Her days are taken by attendance at the English language school; her nights are lonely since she knows no one and has no idea where she might go. Finally, she discovers the cinema and starts going there at night. She meets a man there and moves in with him within a week or two of their meeting date. She lives with him for the next year, experiencing England through his eyes and how he perceives the world to work.
Zhuang, or 'Z' as she comes to be known for convenience, finds the gap between how she has experienced the world and how her lover does to be extremely wide and difficult to bridge. To her, moving in with her lover means they are exclusive and that he will satisfy every need she has.
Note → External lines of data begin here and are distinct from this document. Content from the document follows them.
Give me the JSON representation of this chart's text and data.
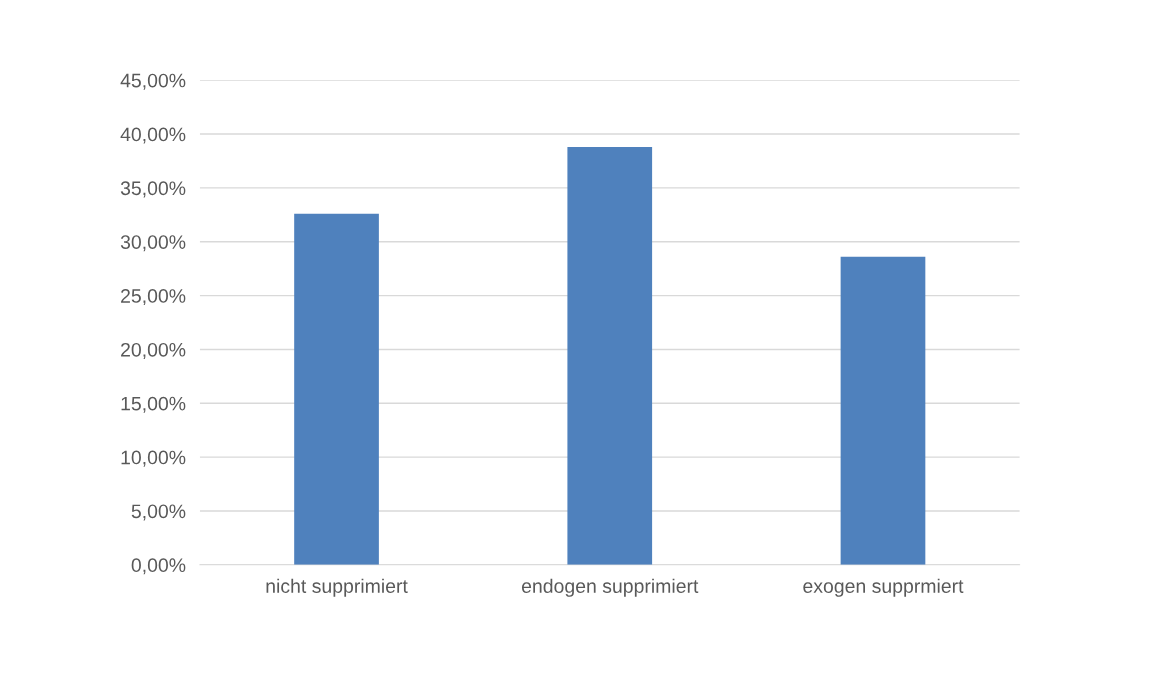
{
  "chart_data": {
    "type": "bar",
    "categories": [
      "nicht supprimiert",
      "endogen supprimiert",
      "exogen supprmiert"
    ],
    "values": [
      32.6,
      38.8,
      28.6
    ],
    "color": "#4f81bd",
    "ylim": [
      0,
      45
    ],
    "yticks": [
      {
        "value": 0,
        "label": "0,00%"
      },
      {
        "value": 5,
        "label": "5,00%"
      },
      {
        "value": 10,
        "label": "10,00%"
      },
      {
        "value": 15,
        "label": "15,00%"
      },
      {
        "value": 20,
        "label": "20,00%"
      },
      {
        "value": 25,
        "label": "25,00%"
      },
      {
        "value": 30,
        "label": "30,00%"
      },
      {
        "value": 35,
        "label": "35,00%"
      },
      {
        "value": 40,
        "label": "40,00%"
      },
      {
        "value": 45,
        "label": "45,00%"
      }
    ],
    "grid": "y",
    "legend": false
  }
}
To him, while he professes to love her, his need is for some space and time for him to pursue his relationships with his friends and even former lovers. Z has a difficult time understanding this. Their time together is marked by her attempts to get her lover to commit to only her, and to his withdrawal and anger at her attempts to restrict his life. Throughout the time, she learns more and more about the English language, but the English outlook on life continues to elude her.
Xiao has created an interesting novel. Each segment is started with a word from the dictionary, the definition of that word in a formal sense, and then how Z experiences what that concept means in this foreign environment. The reader is allowed to watch her grow and learn and to see how her culture differs from the one she finds herself in. This book is recommended for readers of modern fiction and for those interested in how people relate to each other.